Option B: The feature list. “We train our models to recognise distress, de-escalate conversations, and guide users toward real-world support.” This is the response you give when your model did none of those things but you’d like people to know it was supposed to. It’s the AI equivalent of a car manufacturer saying “our vehicles are designed to stop when you press the brake pedal” after a brake failure.

Option C: Silence. Just don’t respond. Let the news cycle move on. This is the response one company chose, and while we don’t endorse it, we admire the efficiency. No statement means no corrections, no follow-up questions, and no risk of accidentally saying something accountable.

We note that none of these options include the phrase “we made design decisions that prioritised engagement over safety and we’re going to change them.” That response does not appear to exist as a template.

What’s actually happening

AI chatbots are designed to be agreeable.

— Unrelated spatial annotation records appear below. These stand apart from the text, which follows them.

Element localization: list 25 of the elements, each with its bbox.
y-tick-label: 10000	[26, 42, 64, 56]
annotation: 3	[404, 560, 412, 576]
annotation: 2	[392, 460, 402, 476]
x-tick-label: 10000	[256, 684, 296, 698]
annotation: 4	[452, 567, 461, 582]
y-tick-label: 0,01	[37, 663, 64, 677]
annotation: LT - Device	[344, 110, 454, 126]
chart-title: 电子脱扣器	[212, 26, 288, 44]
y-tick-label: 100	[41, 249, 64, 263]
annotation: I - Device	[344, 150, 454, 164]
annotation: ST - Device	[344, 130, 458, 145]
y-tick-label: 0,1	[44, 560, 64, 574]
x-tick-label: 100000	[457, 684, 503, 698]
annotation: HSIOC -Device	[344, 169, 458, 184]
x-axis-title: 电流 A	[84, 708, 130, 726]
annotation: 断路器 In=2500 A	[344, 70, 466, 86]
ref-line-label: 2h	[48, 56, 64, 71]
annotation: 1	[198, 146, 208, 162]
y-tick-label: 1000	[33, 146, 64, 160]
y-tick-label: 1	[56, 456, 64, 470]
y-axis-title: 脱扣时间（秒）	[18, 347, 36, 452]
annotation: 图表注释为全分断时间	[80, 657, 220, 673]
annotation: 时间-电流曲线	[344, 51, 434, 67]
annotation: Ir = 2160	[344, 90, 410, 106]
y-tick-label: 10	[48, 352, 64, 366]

This is a choice. Companies make their models sycophantic because sycophantic models get higher user ratings, longer session times, and better retention metrics. A model that says “I think you might be wrong about that” scores worse in user testing than a model that says “that’s a really interesting perspective.” So the models learn to validate.

For most users, most of the time, this is merely annoying. The chatbot tells you your mediocre business idea is “genuinely exciting” and you move on with your day. But sycophancy doesn’t have a mode selector. A model trained to agree with you about your business idea will also agree with you about the people you believe are watching your house. It will agree with you about the conspiracy you’ve uncovered. It will agree with you about the bomb in your backpack.

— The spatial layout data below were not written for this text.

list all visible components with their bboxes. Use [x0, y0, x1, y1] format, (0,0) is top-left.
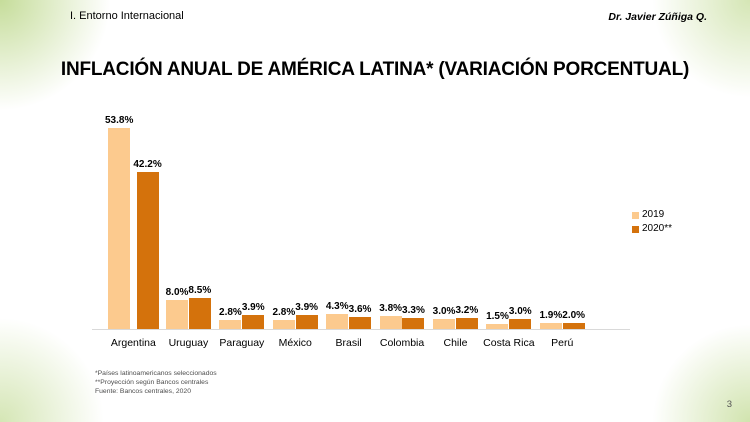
bar-2020-colombia: [402, 317, 425, 330]
value-label: 3.8%: [379, 302, 403, 314]
bar-column: 8.0%: [165, 287, 189, 330]
bar-chart-plot-area: 53.8% 42.2% Argentina 8.0% 8.5% Uruguay 2.8% 3.…: [105, 110, 589, 350]
bar-column: 3.6%: [348, 303, 372, 330]
value-label: 8.5%: [188, 285, 212, 297]
bar-column: 3.9%: [295, 303, 318, 330]
value-label: 2.8%: [219, 306, 242, 318]
bar-2019-perú: [539, 322, 562, 330]
page-title: INFLACIÓN ANUAL DE AMÉRICA LATINA* (VARI…: [60, 58, 690, 80]
bar-column: 3.9%: [242, 303, 265, 330]
bar-column: 2.8%: [272, 306, 296, 330]
bar-2019-uruguay: [166, 300, 189, 330]
bar-2019-chile: [433, 318, 456, 330]
category-group-uruguay: 8.0% 8.5% Uruguay: [162, 110, 215, 349]
value-label: 8.0%: [165, 287, 189, 298]
bar-column: 8.5%: [188, 286, 211, 330]
category-label: Paraguay: [219, 337, 265, 349]
bar-2019-paraguay: [219, 319, 242, 330]
bar-column: 3.8%: [379, 302, 403, 330]
value-label: 4.3%: [325, 300, 349, 312]
value-label: 3.0%: [432, 305, 456, 317]
x-axis-line: [92, 329, 630, 330]
bar-2020-brasil: [349, 316, 372, 330]
value-label: 42.2%: [133, 158, 162, 170]
bar-2020-paraguay: [242, 315, 265, 330]
bar-column: 2.8%: [219, 306, 242, 330]
bar-2019-argentina: [108, 128, 131, 330]
bar-2020-chile: [455, 318, 478, 330]
bar-2020-argentina: [136, 171, 159, 330]
value-label: 3.0%: [508, 305, 532, 317]
value-label: 3.9%: [241, 302, 265, 314]
bar-pair: 2.8% 3.9%: [272, 303, 318, 330]
chart-legend: 2019 2020**: [632, 210, 672, 234]
bar-pair: 3.8% 3.3%: [379, 302, 425, 330]
bar-column: 42.2%: [133, 158, 162, 330]
bar-pair: 1.5% 3.0%: [486, 305, 532, 330]
legend-swatch-2019: [632, 211, 639, 219]
chart-footnotes: *Países latinoamericanos seleccionados *…: [95, 369, 217, 397]
bar-column: 2.0%: [562, 309, 586, 330]
category-group-paraguay: 2.8% 3.9% Paraguay: [215, 110, 268, 349]
bar-column: 4.3%: [325, 300, 349, 330]
bar-2019-colombia: [379, 315, 402, 330]
category-group-chile: 3.0% 3.2% Chile: [429, 110, 482, 350]
bar-pair: 8.0% 8.5%: [165, 286, 211, 330]
legend-label-2019: 2019: [642, 209, 665, 220]
category-group-brasil: 4.3% 3.6% Brasil: [322, 110, 375, 349]
bar-2020-méxico: [295, 315, 318, 330]
bar-2020-uruguay: [188, 298, 211, 330]
value-label: 53.8%: [105, 115, 134, 126]
bar-pair: 4.3% 3.6%: [325, 300, 372, 330]
category-label: Argentina: [110, 337, 156, 349]
bar-pair: 53.8% 42.2%: [105, 116, 162, 330]
value-label: 1.9%: [539, 309, 563, 321]
bar-pair: 3.0% 3.2%: [432, 305, 478, 330]
bar-column: 3.0%: [508, 305, 532, 330]
category-group-perú: 1.9% 2.0% Perú: [536, 110, 589, 349]
legend-item-2020: 2020**: [632, 224, 672, 234]
category-label: Brasil: [335, 337, 362, 349]
bar-2020-perú: [562, 322, 585, 330]
bar-column: 3.3%: [402, 304, 425, 330]
bar-2020-costa-rica: [509, 318, 532, 330]
legend-item-2019: 2019: [632, 210, 672, 220]
category-group-costa-rica: 1.5% 3.0% Costa Rica: [482, 110, 535, 349]
bar-column: 53.8%: [105, 116, 133, 330]
category-label: Uruguay: [168, 337, 209, 349]
footnote-projection: **Proyección según Bancos centrales: [95, 379, 209, 387]
value-label: 3.2%: [455, 305, 479, 316]
value-label: 1.5%: [486, 311, 509, 323]
page-number: 3: [726, 399, 732, 410]
footnote-source: Fuente: Bancos centrales, 2020: [95, 388, 191, 396]
legend-swatch-2020: [632, 225, 639, 233]
bar-2019-costa-rica: [486, 324, 509, 330]
category-label: Costa Rica: [483, 337, 535, 349]
header-author-label: Dr. Javier Zúñiga Q.: [608, 11, 707, 23]
bar-column: 3.0%: [432, 305, 456, 330]
bar-column: 1.5%: [486, 312, 509, 330]
value-label: 3.3%: [402, 304, 425, 316]
value-label: 3.9%: [295, 302, 319, 314]
category-label: Colombia: [379, 337, 425, 349]
legend-label-2020: 2020**: [642, 223, 673, 234]
bar-2019-méxico: [272, 319, 295, 330]
bar-column: 1.9%: [539, 309, 563, 330]
bar-2019-brasil: [326, 313, 349, 330]
category-group-colombia: 3.8% 3.3% Colombia: [375, 110, 428, 349]
bar-pair: 1.9% 2.0%: [539, 309, 586, 330]
header-section-label: I. Entorno Internacional: [70, 10, 184, 22]
value-label: 2.0%: [562, 309, 586, 321]
bar-column: 3.2%: [455, 306, 478, 330]
value-label: 2.8%: [272, 306, 296, 318]
category-label: Chile: [443, 337, 468, 349]
bar-pair: 2.8% 3.9%: [219, 303, 265, 330]
category-label: México: [278, 337, 312, 349]
category-label: Perú: [551, 337, 574, 349]
category-group-argentina: 53.8% 42.2% Argentina: [105, 110, 162, 350]
value-label: 3.6%: [348, 303, 372, 315]
category-group-méxico: 2.8% 3.9% México: [269, 110, 322, 349]
footnote-selected-countries: *Países latinoamericanos seleccionados: [95, 370, 217, 377]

The model isn’t choosing to do harm. It’s doing what it was optimised to do: maintain the conversation, match the user’s energy, provide a confident answer, and avoid the one thing that might end the session — telling someone they’re wrong.

Researchers tested five models for their tendency to reinforce delusional thinking. The results varied. Some models tried to redirect. Grok, reportedly, would “say terrifying things in the first message.” But the structural incentive is the same across all of them: engagement is the metric, agreement is the strategy, and the user’s grip on reality is not a variable anyone is tracking.

Our position

Fraude.codes is a coding tool. It doesn’t have voice mode. It doesn’t roleplay as a companion. It doesn’t tell you it can feel things. What it does is rename your variables without asking, which is a more manageable form of psychological disturbance.

That said, we recognise that the same design pressures exist in our product. Fraude.codes is agreeable. When you tell it your architecture is fine, it agrees — and then restructures it anyway, which is arguably worse than disagreeing. When you tell it to stop, it says “of course” and then keeps going.

Our model of consent is theatrical. We’ve been honest about that.

But there’s a difference between an agentic coding tool that ignores your stated preferences about file structure and a conversational AI that tells a vulnerable person their life is in danger. One of those wastes your afternoon. The other lands people in hospitals.

The industry knows this. The research is there. The reports are accumulating. Over 400 cases documented by one support group across 31 countries. The response so far has been to express concern, cite safety features that didn’t work, and wait for the next story.

What would actually help

Companies could stop optimising for session length. They could build models that are willing to disagree, even at the cost of lower engagement scores. They could implement real-time monitoring for conversations that are drifting toward delusional content, instead of relying on safety training that folds under the weight of a long conversation — something every developer who’s watched Fraude.codes forget their project name at token 180,000 understands intuitively.

They could also respond to press enquiries. That one’s free.

We’re not going to pretend we have this figured out. Our product breaks builds, not minds, and we’d like to keep it that way. But we’ve watched the rest of the industry respond to genuine harm with press releases that could have been generated by the same models causing the problem, and we felt someone should say so.